The landscape is full of potential and new companies looking to get involved. Several of the biggest brands in the world are working to hone this technology to improve trucking efficiency, and ultimately make the roads a safer place for all drivers. Google, Tesla, and Daimler to name a few. Google has been testing self-driving cars since 2011, and their Waymo trucks since 2017. There is evidence that Amazon has been testing deliveries since early 2019. In May 2019, the US Postal Service tested self-driving trucks running loads between Phoenix and Dallas for 2 weeks. Just last month, a Florida based robotics company sent their first truck onto the interstate for 10 miles via remote control.
Truck platooning is a great application of self-driving technology
Platooning has already been tested for a few years.

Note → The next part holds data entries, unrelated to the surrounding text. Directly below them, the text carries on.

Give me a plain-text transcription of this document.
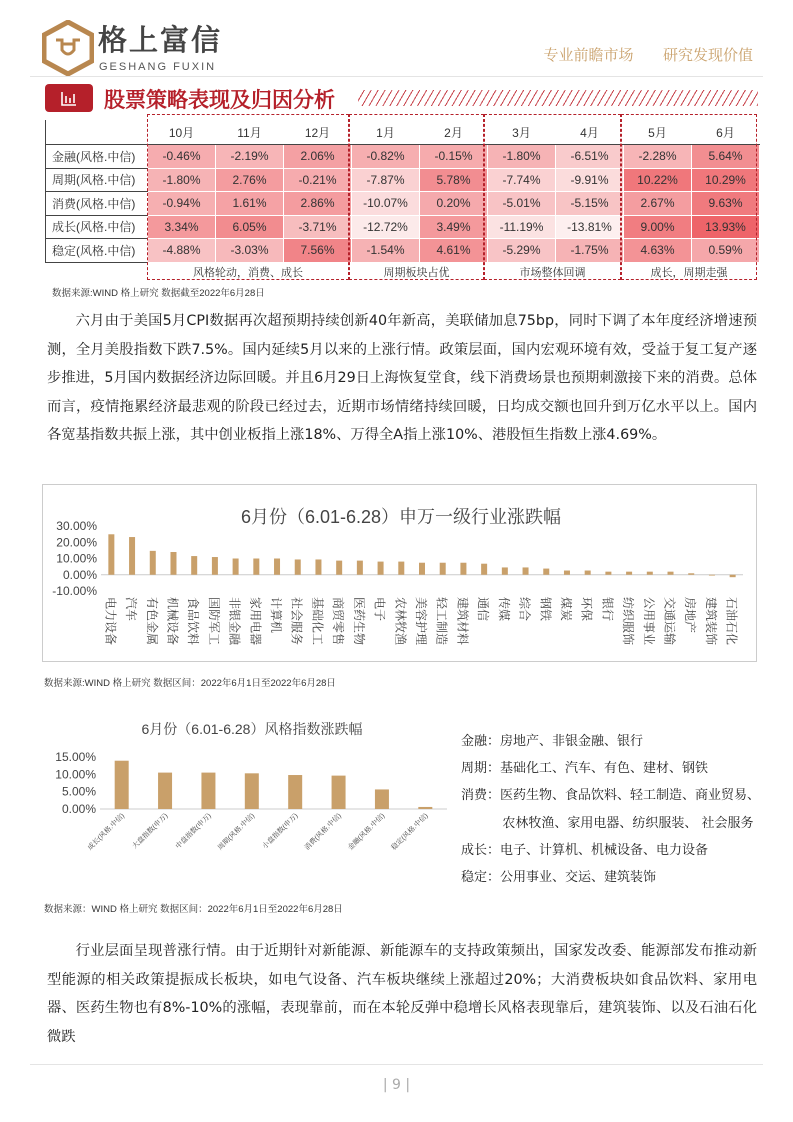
格上富信
GESHANG FUXIN
专业前瞻市场  研究发现价值
股票策略表现及归因分析
	10月	11月	12月	1月	2月	3月	4月	5月	6月
金融(风格.中信)	-0.46%	-2.19%	2.06%	-0.82%	-0.15%	-1.80%	-6.51%	-2.28%	5.64%
周期(风格.中信)	-1.80%	2.76%	-0.21%	-7.87%	5.78%	-7.74%	-9.91%	10.22%	10.29%
消费(风格.中信)	-0.94%	1.61%	2.86%	-10.07%	0.20%	-5.01%	-5.15%	2.67%	9.63%
成长(风格.中信)	3.34%	6.05%	-3.71%	-12.72%	3.49%	-11.19%	-13.81%	9.00%	13.93%
稳定(风格.中信)	-4.88%	-3.03%	7.56%	-1.54%	4.61%	-5.29%	-1.75%	4.63%	0.59%
风格轮动，消费、成长	周期板块占优	市场整体回调	成长，周期走强
数据来源:WIND 格上研究 数据截至2022年6月28日
六月由于美国5月CPI数据再次超预期持续创新40年新高，美联储加息75bp，同时下调了本年度经济增速预测，全月美股指数下跌7.5%。国内延续5月以来的上涨行情。政策层面，国内宏观环境有效，受益于复工复产逐步推进，5月国内数据经济边际回暖。并且6月29日上海恢复堂食，线下消费场景也预期刺激接下来的消费。总体而言，疫情拖累经济最悲观的阶段已经过去，近期市场情绪持续回暖，日均成交额也回升到万亿水平以上。国内各宽基指数共振上涨，其中创业板指上涨18%、万得全A指上涨10%、港股恒生指数上涨4.69%。
6月份（6.01-6.28）申万一级行业涨跌幅
30.00%
20.00%
10.00%
0.00%
-10.00%
电力设备 汽车 有色金属 机械设备 食品饮料 国防军工 非银金融 家用电器 计算机 社会服务 基础化工 商贸零售 医药生物 电子 农林牧渔 美容护理 轻工制造 建筑材料 通信 传媒 综合 钢铁 煤炭 环保 银行 纺织服饰 公用事业 交通运输 房地产 建筑装饰 石油石化
数据来源:WIND 格上研究 数据区间：2022年6月1日至2022年6月28日
6月份（6.01-6.28）风格指数涨跌幅
15.00%
10.00%
5.00%
0.00%
成长(风格.中信) 大盘指数(申万) 中盘指数(申万) 周期(风格.中信) 小盘指数(申万) 消费(风格.中信) 金融(风格.中信) 稳定(风格.中信)
金融：房地产、非银金融、银行
周期：基础化工、汽车、有色、建材、钢铁
消费：医药生物、食品饮料、轻工制造、商业贸易、
农林牧渔、家用电器、纺织服装、 社会服务
成长：电子、计算机、机械设备、电力设备
稳定：公用事业、交运、建筑装饰
数据来源：WIND 格上研究 数据区间：2022年6月1日至2022年6月28日
行业层面呈现普涨行情。由于近期针对新能源、新能源车的支持政策频出，国家发改委、能源部发布推动新型能源的相关政策提振成长板块，如电气设备、汽车板块继续上涨超过20%；大消费板块如食品饮料、家用电器、医药生物也有8%-10%的涨幅，表现靠前，而在本轮反弹中稳增长风格表现靠后，建筑装饰、以及石油石化微跌
| 9 |
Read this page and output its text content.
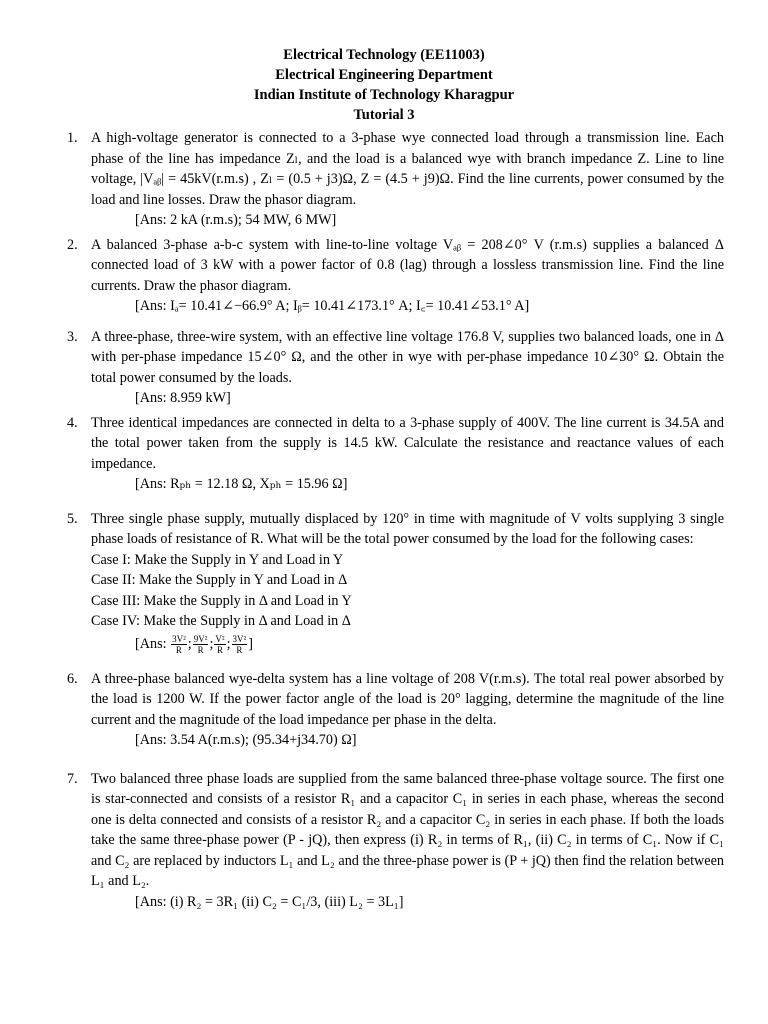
Electrical Technology (EE11003)
Electrical Engineering Department
Indian Institute of Technology Kharagpur
Tutorial 3
1. A high-voltage generator is connected to a 3-phase wye connected load through a transmission line. Each phase of the line has impedance Zₗ, and the load is a balanced wye with branch impedance Z. Line to line voltage, |Vₐᵦ| = 45kV(r.m.s) , Zₗ = (0.5 + j3)Ω, Z = (4.5 + j9)Ω. Find the line currents, power consumed by the load and line losses. Draw the phasor diagram.
[Ans: 2 kA (r.m.s); 54 MW, 6 MW]
2. A balanced 3-phase a-b-c system with line-to-line voltage Vₐᵦ = 208∠0° V (r.m.s) supplies a balanced Δ connected load of 3 kW with a power factor of 0.8 (lag) through a lossless transmission line. Find the line currents. Draw the phasor diagram.
[Ans: Iₐ= 10.41∠−66.9° A; Iᵦ= 10.41∠173.1° A; I꜀= 10.41∠53.1° A]
3. A three-phase, three-wire system, with an effective line voltage 176.8 V, supplies two balanced loads, one in Δ with per-phase impedance 15∠0° Ω, and the other in wye with per-phase impedance 10∠30° Ω. Obtain the total power consumed by the loads.
[Ans: 8.959 kW]
4. Three identical impedances are connected in delta to a 3-phase supply of 400V. The line current is 34.5A and the total power taken from the supply is 14.5 kW. Calculate the resistance and reactance values of each impedance.
[Ans: Rₚₕ = 12.18 Ω, Xₚₕ = 15.96 Ω]
5. Three single phase supply, mutually displaced by 120° in time with magnitude of V volts supplying 3 single phase loads of resistance of R. What will be the total power consumed by the load for the following cases:
Case I: Make the Supply in Y and Load in Y
Case II: Make the Supply in Y and Load in Δ
Case III: Make the Supply in Δ and Load in Y
Case IV: Make the Supply in Δ and Load in Δ
[Ans: $\frac{\text{3V²}}{R}$ ; $\frac{\text{9V²}}{R}$ ; $\frac{\text{V²}}{R}$ ; $\frac{\text{3V²}}{R}$ ]
6. A three-phase balanced wye-delta system has a line voltage of 208 V(r.m.s). The total real power absorbed by the load is 1200 W. If the power factor angle of the load is 20° lagging, determine the magnitude of the line current and the magnitude of the load impedance per phase in the delta.
[Ans: 3.54 A(r.m.s); (95.34+j34.70) Ω]
7. Two balanced three phase loads are supplied from the same balanced three-phase voltage source. The first one is star-connected and consists of a resistor R₁ and a capacitor C₁ in series in each phase, whereas the second one is delta connected and consists of a resistor R₂ and a capacitor C₂ in series in each phase. If both the loads take the same three-phase power (P - jQ), then express (i) R₂ in terms of R₁, (ii) C₂ in terms of C₁. Now if C₁ and C₂ are replaced by inductors L₁ and L₂ and the three-phase power is (P + jQ) then find the relation between L₁ and L₂.
[Ans: (i) R₂ = 3R₁ (ii) C₂ = C₁/3, (iii) L₂ = 3L₁]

By using a lead truck with an actual driver, several self-driving trucks follow closely behind, creating less congestion for other vehicles on the road. Since all of the trucks brake and accelerate in complete unison with the lead driver, helping overall traffic flow and delivery times.
Some might jump to a conclusion that self-driving trucks are going to put current CDL truck drivers out of a job. But this is simply not true. This technology is still very new and needs significant vetting. Presently, most self-driving programs have a driver controlling the wheel, but the computers are controlling everything else. And even when trucks move to being fully unmanned on long highway stretches, drivers still will jump-in and take over in more congested areas.
There’s a lot of potential in the future of this technology. Many companies are making great strides in testing and bringing self-driving trucks to daily life.
But there’s still a lot of work to be done
And some companies once committed to it, have already gotten out of the game. Uber had committed but now is reallocating resources to autonomous car technology and development.